Armor design for physical representation follows a certain set of guidelines:
If you are making 'starter armor' (armor you get for free with a new character) you will want to make a very basic set of armor for your first piece. Often times characters have armor crafted in game to produce better valued armor item cards. Better valued armor requires more coverage, and with that, you will want to leave yourself the leeway to add and improve your armor physical representation to match your newly in-game crafted armor.
Starter armor is gauged on the following scale:
1-10 points of armor provided for total body coverage.
Points break down as full torso coverage providing 4 points, both arms providing 2 points, both legs providing 2 points, and head providing 2 points.
1-10 points of armor provided for materials used for armor.
Points break down as 1-3 points for leathers, 4-6 points for leathers with genre appropriate plastics reinforcing, 7-9 given for battered metal reinforced cloth and leather, 10 given to combinations of mostly metals.
1-10 points of armor provided for genre appropriate nature of armor.
Points break down as 1-2 points given if it looks like it was taken straight off the shelf or purchased at a ren fair, 3-4 points if it looks like it was hand made and/or incorporates cold war era components, 5-6 if the armor is armor appropriate materials re-purposed as workable armor ( items that would stop a bullet), 7-10 if the materials are hand made from re-purposed materials that look like they jumped off the pages of the Dystopia Rising Table Top Books.

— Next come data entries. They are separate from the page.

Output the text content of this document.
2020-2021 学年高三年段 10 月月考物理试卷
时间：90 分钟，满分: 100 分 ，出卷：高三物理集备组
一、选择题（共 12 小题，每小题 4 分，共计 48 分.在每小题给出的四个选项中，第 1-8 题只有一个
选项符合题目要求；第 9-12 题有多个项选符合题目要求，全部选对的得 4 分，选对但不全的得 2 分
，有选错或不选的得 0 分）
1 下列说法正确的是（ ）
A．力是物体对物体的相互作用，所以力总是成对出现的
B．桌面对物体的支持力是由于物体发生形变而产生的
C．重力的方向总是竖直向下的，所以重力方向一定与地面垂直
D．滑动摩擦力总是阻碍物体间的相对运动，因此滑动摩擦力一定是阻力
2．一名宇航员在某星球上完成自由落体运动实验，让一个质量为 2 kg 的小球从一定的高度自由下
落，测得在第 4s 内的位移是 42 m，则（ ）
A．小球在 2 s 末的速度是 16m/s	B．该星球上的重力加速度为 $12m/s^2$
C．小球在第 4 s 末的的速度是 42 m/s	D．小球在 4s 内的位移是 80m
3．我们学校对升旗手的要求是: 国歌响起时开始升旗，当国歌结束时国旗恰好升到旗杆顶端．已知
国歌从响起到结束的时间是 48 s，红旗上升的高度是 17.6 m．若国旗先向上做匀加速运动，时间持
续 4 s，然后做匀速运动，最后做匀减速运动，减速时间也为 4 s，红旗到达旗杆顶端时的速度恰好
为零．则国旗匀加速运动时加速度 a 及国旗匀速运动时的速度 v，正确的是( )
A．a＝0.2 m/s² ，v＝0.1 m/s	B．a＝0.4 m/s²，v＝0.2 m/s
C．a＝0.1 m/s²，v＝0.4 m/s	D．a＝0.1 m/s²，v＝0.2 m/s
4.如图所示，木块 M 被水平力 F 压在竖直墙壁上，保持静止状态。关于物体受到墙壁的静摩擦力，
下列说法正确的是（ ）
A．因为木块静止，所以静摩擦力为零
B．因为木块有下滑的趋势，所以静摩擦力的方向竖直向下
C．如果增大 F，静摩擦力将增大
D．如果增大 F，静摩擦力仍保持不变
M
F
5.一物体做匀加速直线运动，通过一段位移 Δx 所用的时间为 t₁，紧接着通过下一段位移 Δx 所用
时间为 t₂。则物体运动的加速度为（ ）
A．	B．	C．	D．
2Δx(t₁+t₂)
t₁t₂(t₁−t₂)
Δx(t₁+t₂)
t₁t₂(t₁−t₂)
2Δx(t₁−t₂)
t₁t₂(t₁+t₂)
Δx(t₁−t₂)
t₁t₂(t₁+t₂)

If you have non-starter armor, or armor that has been crafted in game, your physical representation of that armor should be 10% body coverage for every 10 points of armor provided. If you are wearing armor that provides 30 points of armor, the majority of your torso should be covered with genre appropriate armor physical representation. If you are wearing 50 points of armor, your torso and arms or legs should be covered. If you are wearing 75 points of armor, your torso and all of your limbs should be armored. If you are wearing 100+ points of armor you should have your torso, your limbs, your head, your throat, and your hands covered at minimum.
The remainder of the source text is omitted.